Two recent developments underscore the unravelling of contradictions that have accompanied the questionable US-led war against terrorism unleashed in October almost 11 years ago. In the first instance, the family of an al Qaeda member, Anwar al-Awlaki, sued Defence Secretary Leon Panetta and CIA Director David Petraeus in a New York court for the drone attack that killed al-Awlaki in Yemen last year. Al-Awlaki’s son alleges that since his father was an American citizen, the drone strike “violated the Constitution’s fundamental guarantee against the deprivation of life without due process of law”.
In the second development, the US-ISAF commander in Afghanistan, General John Allen, signalled some willingness to secure his side of the Durand Line if the Pakistan Army cracked down on the Haqqani network and al Qaeda in North Waziristan. The two developments not only tie into Pakistan’s long-held reservations about the coalition’s security deployments on the eastern side of the Durand Line but also lend some credence to ‘conspiracy theories’.
While the petition against drone strikes is likely to generate its own momentum within the US itself and will also resonate , former UN Human Rights Rapporteur Philip Alston’s extremely critical view of the CIA-operated predators, General John Allen’s chat with The Express Tribune on July 19 at Kabul, merits serious consideration: “If the Pakistan Army launched an operation in North Waziristan, we are prepared to pay extra attention to any spillover that may occur.”
Viewed against the current turbulence along the Pakistan-Afghanistan border, Allen’s statement entails a number of questions; was the general speaking off the cuff or consciously conveying a message to his counterparts in Rawalpindi? Was he really serious when talking about “extra or sufficient attention” in case Pakistan unleashed an operation in North Waziristan, or warning that Pakistan’s refusal to go after the al Qaeda-linked Haqqani network will continue to invite aggression from across the border?
Did he really mean a tit for tat? Perhaps, yes, if viewed against the steady stream of bloody attacks, apparently conducted by the Tehreek-e-Taliban Pakistan (TTP) cleric Maulana Fazlullah’s men; at least 15 cross-border incursions from Kunar and Nuristan into Upper Dir, Bajaur and Chitral, resulting in 105 deaths and executions of military and paramilitary forces in the last 12 months or so. Beheadings of 17 Pakistani soldiers, who were ambushed during a patrol and brazenly executed mid-July, explain only one motive; injecting terror in the minds, creating uncertainty across Pakistan and demoralising security forces through indiscriminate attacks on all and sundry. The recent spate of terror attacks in the urban centres of Khyber-Pakthunkhwa and Upper Dir/Chitral betray this pattern and hardly point to any other politically justifiable motive. The only overriding objective seems to be pin-pricking and stretching Pakistan’s security apparatus with the ultimate goal of making it play ball as desired.
American and European security officials tend to deride and dismiss this deduction as a conspiracy theory. Some of them, however, do admit this could be a diversionary tactic by the ragtag militants operating on both sides of the border.
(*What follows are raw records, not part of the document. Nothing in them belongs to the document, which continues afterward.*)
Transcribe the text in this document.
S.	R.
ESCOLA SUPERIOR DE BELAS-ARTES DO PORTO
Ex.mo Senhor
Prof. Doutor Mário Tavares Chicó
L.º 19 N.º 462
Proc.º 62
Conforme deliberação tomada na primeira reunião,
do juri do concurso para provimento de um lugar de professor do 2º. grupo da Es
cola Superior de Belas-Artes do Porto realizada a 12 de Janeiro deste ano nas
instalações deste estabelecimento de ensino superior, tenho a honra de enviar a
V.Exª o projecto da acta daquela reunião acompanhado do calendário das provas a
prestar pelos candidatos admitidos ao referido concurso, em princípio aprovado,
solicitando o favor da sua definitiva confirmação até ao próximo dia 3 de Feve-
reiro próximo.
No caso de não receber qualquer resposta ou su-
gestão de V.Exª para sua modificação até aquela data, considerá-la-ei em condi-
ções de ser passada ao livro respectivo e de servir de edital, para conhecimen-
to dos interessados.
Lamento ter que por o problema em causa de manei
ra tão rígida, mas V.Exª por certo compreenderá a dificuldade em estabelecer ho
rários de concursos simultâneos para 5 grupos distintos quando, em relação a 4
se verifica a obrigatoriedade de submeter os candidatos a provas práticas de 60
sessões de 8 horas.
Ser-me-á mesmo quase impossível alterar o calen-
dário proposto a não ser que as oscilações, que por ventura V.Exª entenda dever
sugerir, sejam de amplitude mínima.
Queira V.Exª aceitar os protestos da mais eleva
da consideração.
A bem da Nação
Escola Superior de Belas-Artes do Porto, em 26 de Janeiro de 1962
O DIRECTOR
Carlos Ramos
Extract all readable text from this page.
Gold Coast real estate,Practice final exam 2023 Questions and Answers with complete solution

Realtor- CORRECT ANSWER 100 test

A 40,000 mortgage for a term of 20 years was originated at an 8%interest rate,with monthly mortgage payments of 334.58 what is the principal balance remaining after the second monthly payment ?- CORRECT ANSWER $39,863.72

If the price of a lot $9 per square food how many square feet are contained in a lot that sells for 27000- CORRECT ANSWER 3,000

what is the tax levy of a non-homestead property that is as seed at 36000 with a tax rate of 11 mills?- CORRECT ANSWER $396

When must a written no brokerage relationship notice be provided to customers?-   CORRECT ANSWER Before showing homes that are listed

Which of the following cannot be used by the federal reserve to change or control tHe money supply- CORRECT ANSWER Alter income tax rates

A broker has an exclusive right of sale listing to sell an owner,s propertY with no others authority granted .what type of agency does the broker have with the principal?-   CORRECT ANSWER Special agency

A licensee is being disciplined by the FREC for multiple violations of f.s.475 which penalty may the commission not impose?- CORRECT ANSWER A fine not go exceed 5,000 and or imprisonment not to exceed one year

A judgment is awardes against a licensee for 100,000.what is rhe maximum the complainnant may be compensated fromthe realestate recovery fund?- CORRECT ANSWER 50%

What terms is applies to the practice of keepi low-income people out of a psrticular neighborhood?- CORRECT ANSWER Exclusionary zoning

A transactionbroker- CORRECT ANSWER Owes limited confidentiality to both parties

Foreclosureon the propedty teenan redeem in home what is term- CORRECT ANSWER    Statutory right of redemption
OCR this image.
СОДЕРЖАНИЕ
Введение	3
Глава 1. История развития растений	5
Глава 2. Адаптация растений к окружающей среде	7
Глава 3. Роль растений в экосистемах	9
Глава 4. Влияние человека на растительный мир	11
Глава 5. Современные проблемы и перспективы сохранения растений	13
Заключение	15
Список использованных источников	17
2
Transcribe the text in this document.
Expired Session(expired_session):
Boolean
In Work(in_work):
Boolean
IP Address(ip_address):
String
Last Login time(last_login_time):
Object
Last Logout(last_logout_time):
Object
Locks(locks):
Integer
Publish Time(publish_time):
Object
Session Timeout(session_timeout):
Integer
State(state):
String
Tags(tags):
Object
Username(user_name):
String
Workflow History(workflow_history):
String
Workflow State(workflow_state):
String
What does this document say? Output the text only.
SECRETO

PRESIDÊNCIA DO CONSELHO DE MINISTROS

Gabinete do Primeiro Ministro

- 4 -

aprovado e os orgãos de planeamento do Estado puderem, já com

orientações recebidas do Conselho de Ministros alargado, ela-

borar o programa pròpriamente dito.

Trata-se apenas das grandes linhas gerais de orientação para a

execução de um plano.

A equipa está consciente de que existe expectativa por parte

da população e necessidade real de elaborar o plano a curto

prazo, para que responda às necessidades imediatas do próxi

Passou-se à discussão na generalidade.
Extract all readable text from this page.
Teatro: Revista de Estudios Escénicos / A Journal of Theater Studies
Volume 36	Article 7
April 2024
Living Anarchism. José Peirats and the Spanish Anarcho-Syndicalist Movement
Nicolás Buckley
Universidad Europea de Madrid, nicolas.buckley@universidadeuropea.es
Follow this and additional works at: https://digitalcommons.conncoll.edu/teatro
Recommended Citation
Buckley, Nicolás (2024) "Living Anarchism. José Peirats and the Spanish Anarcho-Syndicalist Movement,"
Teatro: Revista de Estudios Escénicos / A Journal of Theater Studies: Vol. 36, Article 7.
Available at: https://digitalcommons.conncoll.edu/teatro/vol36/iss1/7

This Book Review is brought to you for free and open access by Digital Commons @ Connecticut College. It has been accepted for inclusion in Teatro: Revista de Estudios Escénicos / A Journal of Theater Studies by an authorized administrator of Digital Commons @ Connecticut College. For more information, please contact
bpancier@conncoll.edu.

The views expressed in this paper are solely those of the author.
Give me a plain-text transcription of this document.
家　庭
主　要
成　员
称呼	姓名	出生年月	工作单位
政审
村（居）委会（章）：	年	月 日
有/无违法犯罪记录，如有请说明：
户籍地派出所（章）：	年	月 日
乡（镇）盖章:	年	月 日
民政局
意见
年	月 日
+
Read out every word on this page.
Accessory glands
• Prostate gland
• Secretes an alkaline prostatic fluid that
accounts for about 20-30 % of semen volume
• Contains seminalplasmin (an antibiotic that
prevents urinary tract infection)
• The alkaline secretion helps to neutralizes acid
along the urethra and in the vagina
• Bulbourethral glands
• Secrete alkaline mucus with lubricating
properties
But even this raises serious questions about the authority and the intent of the Afghan and US-ISAF forces; ostensibly, the al Qaeda-linked TTP militants maintain training centres with large manpower concentrations on the Afghan side of the border. If Pakistanis can spot these concentrations, why can’t the US-led Afghans? If they can pick up al Qaeda individuals, why can’t they spot Maulana Fazlullah’s militants moving in hordes from camps across the border into Pakistan? If this were part of a plan, then this tit for tat is likely to continue as long as Pakistan does not budge from its stated position on North Waziristan. And any way, the cost of peace management in Waziristan far outweighs the benefits that are extremely detrimental to the long-term interests of Pakistan.
Published in The Express Tribune, July 26th, 2012.